I believe New York City is the center of the universe, of course.
However, in the summer my family and I travel to other places to find out whether that is still true, and my belief becomes an educated assumption. This year we explored some truly amazing places. The praise goes something like this: “If we weren’t in New York, we would be here, in Portland, Oregon,” (or Detroit, Michigan; maybe Los Angeles, California). Here is my report from one of these truly amazing cities and its concept of innovation—as always, my guiding question is: why should the world take notice today? I try to find concepts and ideas that will come to the world tomorrow. Equally importantly, I try to find what makes people, ideas, and concepts successful in the twenty-first century.
“The Detroit of [insert any impoverished region],” has become a common phrase. The German daily newspaper, FAZ, recently wrote a feature article about Oberhausen, a poor region in the north west of the country. The paper called the city “The Detroit of Germany”—Detroit has become the global synonym for a failed city. Little is known about the current progress and rebirth of this US city and its manufacturing. Veteran journalist John Gallagher, who has been covering the urban developments in Detroit for more than 25 years, wrote in his book Revolution Detroit that, “Detroit is the new Berlin.” Meaning it is a city that reinvents itself as the cultural and economic hub of the region. Reason enough for us to take a closer look.
It is still a long way to prosperity, and success will certainly look different in the twenty-first century, but I was impressed with the pockets of the “New Detroit” that I found. Driven by a sense of community, a fighting spirit, a drive for building things, and the unbroken willingness to turn things around, people in Detroit are developing something unique. Art and fashion are leading the way. The new Detroit is expressed well in two fashion brands: Detroit vs.

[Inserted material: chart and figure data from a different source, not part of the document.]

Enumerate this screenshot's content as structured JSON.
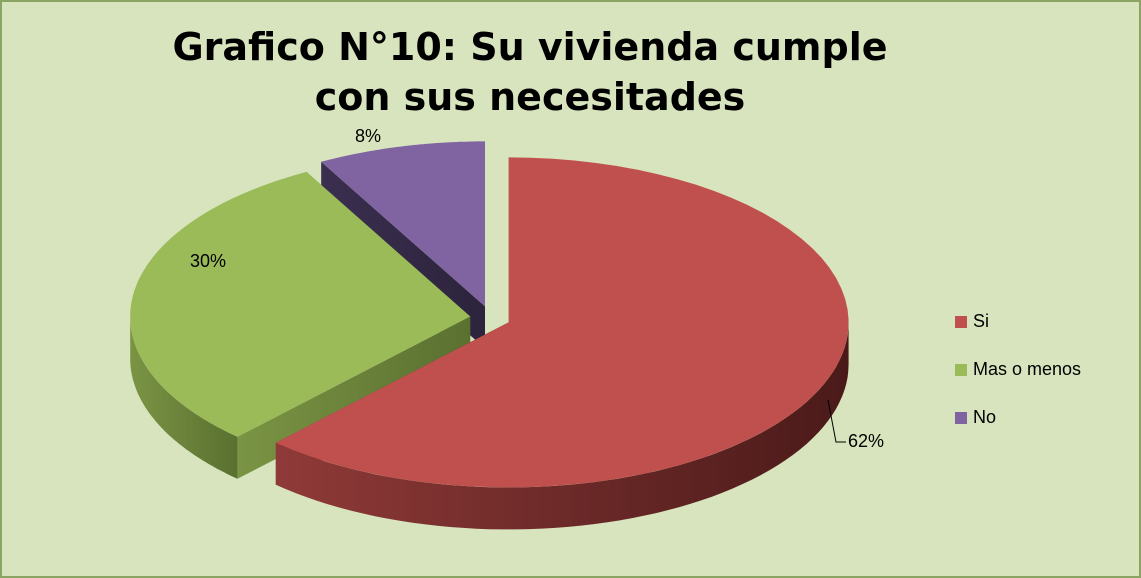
{
  "chart_data": {
    "type": "pie3d",
    "title": "Grafico N°10: Su vivienda cumple con sus necesitades",
    "categories": [
      "Si",
      "Mas o menos",
      "No"
    ],
    "values": [
      62,
      30,
      8
    ],
    "value_labels": [
      "62%",
      "30%",
      "8%"
    ],
    "colors": [
      "#c0504d",
      "#9bbb59",
      "#8064a2"
    ],
    "legend": "right"
  }
}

Everybody and DITNB, which stands for Detroit Is the New Black. Here are a couple more examples that express the “New Detroit” which I believe are worth taking notice of.

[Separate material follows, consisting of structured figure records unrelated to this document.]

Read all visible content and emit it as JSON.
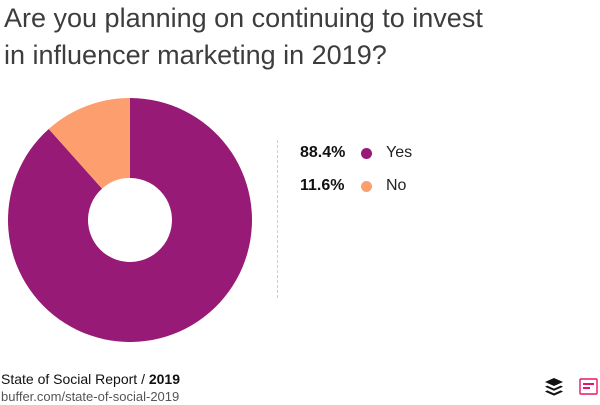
{
  "title": {
    "line1": "Are you planning on continuing to invest",
    "line2": "in influencer marketing in 2019?"
  },
  "chart_data": {
    "type": "pie",
    "title": "Are you planning on continuing to invest in influencer marketing in 2019?",
    "categories": [
      "Yes",
      "No"
    ],
    "values": [
      88.4,
      11.6
    ],
    "colors": [
      "#961a76",
      "#fd9e6e"
    ],
    "donut": true,
    "legend_position": "right",
    "legend": [
      {
        "pct": "88.4%",
        "label": "Yes"
      },
      {
        "pct": "11.6%",
        "label": "No"
      }
    ]
  },
  "footer": {
    "report_prefix": "State of Social Report / ",
    "report_year": "2019",
    "url": "buffer.com/state-of-social-2019"
  },
  "logos": {
    "buffer": "buffer-logo-icon",
    "ssr": "ssr-logo-icon",
    "ssr_accent": "#e8156a"
  }
}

Now in its second year, the Techstars Mobility Accelerator is Detroit’s answer to the shift from a car culture in the US to a culture of diverse and ubiquitous mobility options. Twelve startups, together with several large corporations including Ford and MunichRE, work from the Techstars office at the iconic Ford Field—a Detroit entertainment and sports center. What makes Techstars in Detroit stand out from other accelerators is this: the whole city seems to embrace, welcome, and support the Techstars companies. This results in each startup having more than ten meetings each day with mentors, investors, supporters, and the city’s business community.

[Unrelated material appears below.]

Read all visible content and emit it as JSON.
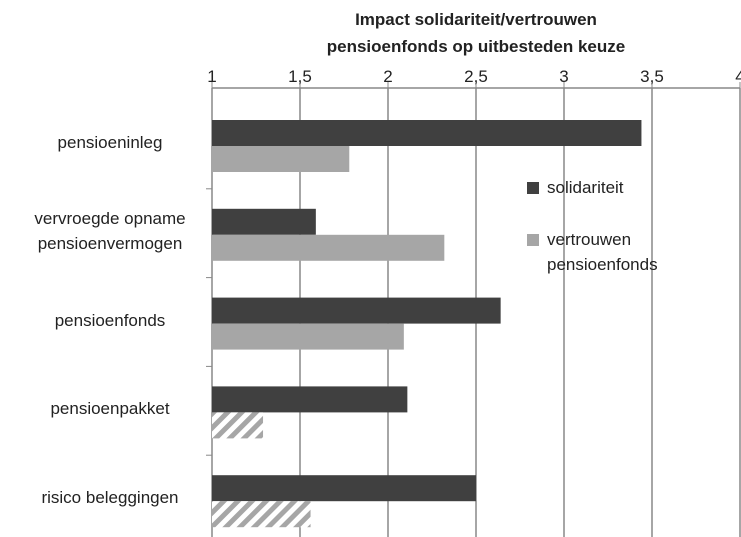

Midtown Detroit and Shinola
The “New Detroit” is nowhere more vibrant than in midtown Detroit. Within a few square miles you will find a Whole Foods (the affluent grocery store that brings up real estate prices around it), the Detroit Art Center, artisan bakeries and breweries, as well as Shinola’s flagship store on West Cranfield. Why do we care about Shinola? It is probably the US’ biggest experiment in retail and branding. Called “The world’s most authentic fake brand” by Inc. magazine, Shinola combines unique consumer insights and the bold idea of bringing back US manufacturing with people and profit. The Detroit flagship store invites you to shop. Even if you don’t need a bicycle, a dog leash, a watch, or flowers, it’s hard to walk out empty-handed, because the store makes offline buying fun again. I ended up with my 15th or so pen and notebook, but it is a Shinola pen and notebook. The world needs to take notice, because the 400 employees are a testimony that the traditional approach to business still works in the digital age: have an idea, develop a concept, test it, and implement it flawlessly. According to the Huffington Post, Shinola aims to be profitable in 2018.
The Eastern Market deserves a special mention, and along with Shinola it is a testament of the importance of physical retail. Technically, the Eastern Market is an almost ordinary farmers market, but it stands for the city’s progress. Every Saturday morning the Eastern Market becomes the center of the metropolis with Detroiters shopping for groceries and enjoying some of the best local food.
Driven by the comeback of the US automotive industry in past few years, Detroit seems back on track to becoming an attractive city where urban people want to live and work. For everyone caring about economic development, good governance, and modern business development, Detroit is a sobering experience and worth a deeper look now.